Microsoft’s Threat Intelligence team has identified a sophisticated phishing campaign orchestrated by the threat actor group Storm-2372, targeting enterprise Microsoft 365 accounts through an innovative device authorization code exploitation technique. This advanced persistent threat represents a significant evolution in social engineering tactics, bypassing traditional multi-factor authentication safeguards.
Advanced Attack Methodology Targets Critical Infrastructure
The campaign primarily focuses on high-value targets across critical infrastructure sectors, including government agencies, defense contractors, and energy companies throughout Europe, North America, Africa, and the Middle East. The attackers leverage device authorization codes – a legitimate authentication mechanism designed for devices without conventional input methods – to compromise corporate Microsoft 365 environments.
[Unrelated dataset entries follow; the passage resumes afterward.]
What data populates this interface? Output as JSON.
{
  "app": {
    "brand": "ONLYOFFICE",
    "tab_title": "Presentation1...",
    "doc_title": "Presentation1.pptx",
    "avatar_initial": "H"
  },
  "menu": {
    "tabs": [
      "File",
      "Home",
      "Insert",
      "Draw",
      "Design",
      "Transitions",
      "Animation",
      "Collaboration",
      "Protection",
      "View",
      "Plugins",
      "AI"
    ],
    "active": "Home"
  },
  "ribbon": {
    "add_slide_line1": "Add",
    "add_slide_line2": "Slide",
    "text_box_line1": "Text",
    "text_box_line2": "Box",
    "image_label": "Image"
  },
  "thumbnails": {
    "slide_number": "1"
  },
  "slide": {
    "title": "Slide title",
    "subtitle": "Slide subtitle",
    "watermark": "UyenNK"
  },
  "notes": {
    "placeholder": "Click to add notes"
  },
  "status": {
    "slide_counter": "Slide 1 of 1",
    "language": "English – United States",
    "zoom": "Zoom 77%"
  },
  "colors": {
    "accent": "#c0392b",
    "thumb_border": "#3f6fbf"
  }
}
Social Engineering Tactics and Attack Vector
The threat actors initiate contact through popular messaging platforms such as WhatsApp, Signal, and Microsoft Teams, impersonating legitimate business contacts. Victims receive fraudulent meeting invitations containing specially crafted device authorization codes, which, when activated, grant attackers access to authentication tokens without requiring password credentials.
Technical Analysis of the Compromise
Upon victim interaction with the malicious authorization code, attackers gain access to both access and refresh tokens, enabling persistent access to Microsoft 365 services. The exploitation of Microsoft Authentication Broker identifiers allows attackers to generate new tokens and establish long-term persistence within Entra ID environments, making detection and remediation particularly challenging.
Security Recommendations and Mitigation Strategies
To protect against this emerging threat, organizations should implement the following security measures:
– Disable device authorization codes where not explicitly required
– Deploy strict Conditional Access policies in Microsoft Entra ID
– Enforce robust multi-factor authentication protocols
– Implement zero-trust network access controls
– Monitor for suspicious authentication patterns and token usage
Security researchers at Volexity have attributed this campaign to APT29 (Cozy Bear/Midnight Blizzard), highlighting the sophisticated nature of the threat. While the 15-minute validity window of device authorization codes requires precise attack timing, the potential impact on compromised organizations remains severe. Security teams must enhance their detection capabilities and conduct comprehensive security awareness training to combat this evolving threat landscape.